И тут ты говоришь себе stop, уже далеко за полночь, и тебе завтра на работу.
С работой было трудно, вот уже три месяца, как я ее потерял. Трикотажные фабрики после прихода к власти Жака Ширака закрывались одна за другой. Третий месяц каждое утро я делал обход в Сантье у армян и евреев, прося работу, но ответ был один и тот же у всех: приди на следующей неделе, может, что-нибудь придумаем. Работал я в то время модельером-резчиком, клал только что сотканные полотна тканей из соседнего цеха одно на другое и вырезал автоматическим ножом рукава, спинку, воротничок и отдавал на шитье этажом выше. Зарплата была низкая, но жить было можно, половина уходила на квартплату, часть на еду, ну а остальное на выпивку. Трикотажники в районе Сантье ребята лихие, почти все вооружены, несмотря на строгий запрет носить оружие при себе со стороны закона. Восемьдесят процентов денег, что крутятся там, это чистый нал, и приезжают затовариваться туда со всей Европы, увозят целыми тюками. Но в последнее время стало происходить что-то непонятное, всем патронам вдруг показалось, что зарплаты очень высокие для рабочих, много налогов и вообще надо все производить в Китае, без головной боли. Люди сотнями оказывались в один день безработными, маленькие заводики закрывались один за другим. Надвигался большой кризис, в народе шептались между собой о трудностях, которые их ожидают, о росте цен, о преступности, о популярности «Национального фронта» и его бессменном лидере Жан-Мари Ле Пене. Ходили упорные слухи среди эмигрантов, что всех иностранцев скоро попрут из страны, а работы вообще не будет. И среди всей этой смуты и паники, когда надо было быть тише воды ниже травы, произошел неприятный случай, из-за которого я потерял работу.
Был обычный рабочий день, клиенты как обычно нетерпеливо толпились внизу, в приемной, черные мешки с готовыми свитерами загружались в машины, готовые сорваться и мчаться неизвестно в какую глушь страны, лишь бы вовремя доставить товар по назначению. Рабочие таскали тюки с тканями вниз-вверх по этажам, кто-то пел, кто-то звал кого-то, строчили бесконечные воротнички, соединенные между собой тонкой нитью, швеи китаянки, вьетнамки, лаоски.
В это сложное для всех нас время произошло событие, которое поменяло мою монотонную жизнь совсем не в лучшую сторону.
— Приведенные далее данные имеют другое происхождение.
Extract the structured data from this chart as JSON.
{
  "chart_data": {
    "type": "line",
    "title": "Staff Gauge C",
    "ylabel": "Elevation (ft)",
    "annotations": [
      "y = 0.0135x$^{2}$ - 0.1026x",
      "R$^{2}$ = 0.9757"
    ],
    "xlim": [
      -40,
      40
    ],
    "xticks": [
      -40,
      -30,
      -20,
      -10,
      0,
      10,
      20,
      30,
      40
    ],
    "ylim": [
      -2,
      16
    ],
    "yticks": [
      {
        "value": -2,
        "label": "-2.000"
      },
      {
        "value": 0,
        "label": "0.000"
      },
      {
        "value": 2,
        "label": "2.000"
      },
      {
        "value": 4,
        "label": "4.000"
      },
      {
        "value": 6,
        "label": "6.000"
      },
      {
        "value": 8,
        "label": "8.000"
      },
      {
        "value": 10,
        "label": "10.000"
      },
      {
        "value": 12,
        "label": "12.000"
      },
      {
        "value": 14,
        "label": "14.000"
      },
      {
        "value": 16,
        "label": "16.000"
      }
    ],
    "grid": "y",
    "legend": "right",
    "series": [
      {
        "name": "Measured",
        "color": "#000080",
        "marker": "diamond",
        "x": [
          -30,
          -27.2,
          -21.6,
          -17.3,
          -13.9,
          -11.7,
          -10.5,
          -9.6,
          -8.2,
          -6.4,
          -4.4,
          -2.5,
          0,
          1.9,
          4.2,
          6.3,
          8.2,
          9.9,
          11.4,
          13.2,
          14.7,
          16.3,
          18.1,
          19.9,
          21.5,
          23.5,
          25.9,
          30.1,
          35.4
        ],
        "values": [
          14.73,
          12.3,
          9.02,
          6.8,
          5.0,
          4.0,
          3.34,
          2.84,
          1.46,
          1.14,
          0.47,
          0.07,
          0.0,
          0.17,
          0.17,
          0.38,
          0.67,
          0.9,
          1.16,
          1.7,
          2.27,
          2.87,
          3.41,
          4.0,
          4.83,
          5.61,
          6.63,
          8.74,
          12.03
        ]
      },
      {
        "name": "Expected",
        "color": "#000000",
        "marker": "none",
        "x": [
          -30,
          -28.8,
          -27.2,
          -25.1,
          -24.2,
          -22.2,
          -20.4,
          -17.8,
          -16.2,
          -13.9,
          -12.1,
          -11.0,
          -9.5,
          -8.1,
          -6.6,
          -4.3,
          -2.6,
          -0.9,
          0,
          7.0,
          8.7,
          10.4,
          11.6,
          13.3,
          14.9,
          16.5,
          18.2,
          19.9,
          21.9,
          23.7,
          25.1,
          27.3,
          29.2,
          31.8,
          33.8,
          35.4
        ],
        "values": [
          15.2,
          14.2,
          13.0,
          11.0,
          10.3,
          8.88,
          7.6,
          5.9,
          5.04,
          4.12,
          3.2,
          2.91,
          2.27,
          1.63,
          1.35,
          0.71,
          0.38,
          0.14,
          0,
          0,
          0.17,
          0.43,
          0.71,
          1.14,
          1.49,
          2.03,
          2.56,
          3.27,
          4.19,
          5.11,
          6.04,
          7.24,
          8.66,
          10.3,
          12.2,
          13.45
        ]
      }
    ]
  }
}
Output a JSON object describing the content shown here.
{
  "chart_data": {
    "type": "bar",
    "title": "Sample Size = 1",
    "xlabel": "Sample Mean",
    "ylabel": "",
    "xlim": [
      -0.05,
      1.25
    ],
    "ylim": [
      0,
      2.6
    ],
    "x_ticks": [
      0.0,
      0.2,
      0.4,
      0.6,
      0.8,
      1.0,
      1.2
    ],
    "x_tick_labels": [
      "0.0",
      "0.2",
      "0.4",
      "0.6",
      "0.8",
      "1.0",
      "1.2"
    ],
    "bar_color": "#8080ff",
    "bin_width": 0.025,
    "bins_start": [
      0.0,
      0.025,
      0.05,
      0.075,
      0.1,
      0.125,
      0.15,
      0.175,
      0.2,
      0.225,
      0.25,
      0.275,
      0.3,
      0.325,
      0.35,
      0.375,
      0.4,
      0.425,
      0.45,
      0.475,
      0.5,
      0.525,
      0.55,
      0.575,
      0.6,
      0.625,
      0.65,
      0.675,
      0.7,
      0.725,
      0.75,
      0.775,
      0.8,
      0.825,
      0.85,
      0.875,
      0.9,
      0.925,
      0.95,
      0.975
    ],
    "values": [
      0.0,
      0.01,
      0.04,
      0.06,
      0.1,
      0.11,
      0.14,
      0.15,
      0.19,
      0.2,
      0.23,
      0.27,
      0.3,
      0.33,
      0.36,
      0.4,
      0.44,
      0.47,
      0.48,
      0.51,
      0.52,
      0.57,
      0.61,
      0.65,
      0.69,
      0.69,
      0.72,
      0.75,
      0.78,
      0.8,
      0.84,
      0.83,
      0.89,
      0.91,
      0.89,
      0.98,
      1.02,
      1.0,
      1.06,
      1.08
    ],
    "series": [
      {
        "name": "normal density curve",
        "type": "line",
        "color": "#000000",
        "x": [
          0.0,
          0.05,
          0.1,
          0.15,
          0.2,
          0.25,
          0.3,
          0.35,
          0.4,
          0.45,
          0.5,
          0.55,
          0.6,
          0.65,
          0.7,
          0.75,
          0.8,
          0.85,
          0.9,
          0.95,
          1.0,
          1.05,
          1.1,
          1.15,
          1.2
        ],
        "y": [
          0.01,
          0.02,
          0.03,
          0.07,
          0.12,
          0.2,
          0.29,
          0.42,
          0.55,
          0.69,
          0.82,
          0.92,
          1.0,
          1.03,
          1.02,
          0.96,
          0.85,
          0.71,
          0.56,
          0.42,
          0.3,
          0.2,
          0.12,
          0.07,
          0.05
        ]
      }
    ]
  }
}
Как-то я пришел в цех и начал складывать отрезки готовой материи на моем огромном столе, готовясь начать резку, как в проеме двери показалась долговязая фигура Жан-Мишеля.
– Э! Эдди, патрон хочет тебя видеть, – сверля меня своими рыбьими глазами.
– Ты не в курсе, зачем я ему понадобился?
– Там узнаешь, – не без злорадства добавил он, дергая левой бровью.
Отношения с ним были у меня своеобразные, сказать, что мы недолюбливали друг друга – это все равно что ничего не сказать. В принципе, его никто не любил, но никто и не выказывал своего недовольства, а наоборот, разговаривали с ним заискивающе, угождающе, в отличие от меня. Он был человеком патрона, его личным шпионом.
Попробовав пару раз наехать на меня, но получив решительный отпор, он как бы притих, но на самом деле затаил черную ненависть и ждал момента, чтоб отомстить. Страх потерять работу пробудил в этих людях жестокий инстинкт самосохранения, который мог подтолкнуть человека к самым низменным поступкам, как донос, озлобление, секс в обмен на благосклонность…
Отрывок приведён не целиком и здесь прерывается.